A guerra não é um evento isolado; é um sintoma de falhas estruturais mais profundas. Enquanto sistemas econômicos de laissez-faire prevalecerem, conflitos continuarão a emergir e escalar, frequentemente exacerbados por mudanças climáticas e desastres ambientais que sobrecarregam ainda mais populações já vulneráveis. Essas crises humanitárias de origem antrópica têm consequências prejudiciais para a saúde pública, desorganizando sistemas de saúde, aumentando a carga de doenças e aprofundando as desigualdades sociais.
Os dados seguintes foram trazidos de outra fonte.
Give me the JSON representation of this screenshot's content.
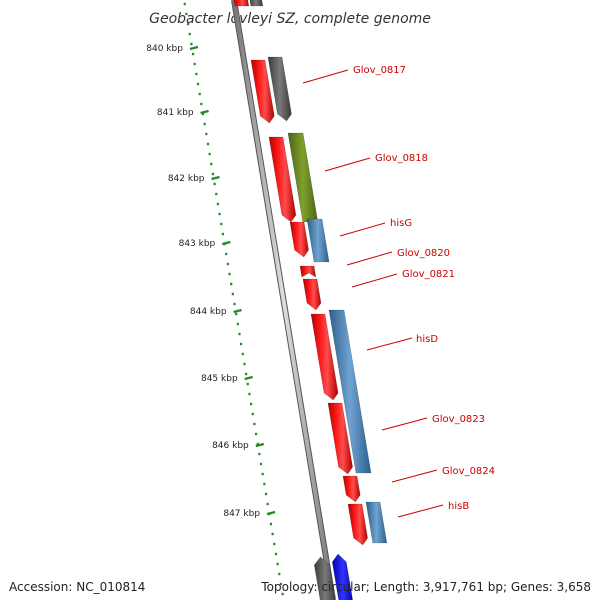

A responsabilidade da comunidade científica e médica não se limita a reagir às crises, mas também a preveni-las. Reconhecer o papel social da ciência, fortalecer o engajamento dos cientistas na formulação de políticas, desenvolver estratégias baseadas nas necessidades sociais das pessoas em nível global para abordar os impactos dos conflitos na saúde, melhorar a resiliência nas comunidades afetadas e garantir o acesso equitativo à saúde em contextos de crise não são mais opcionais – são imperativos.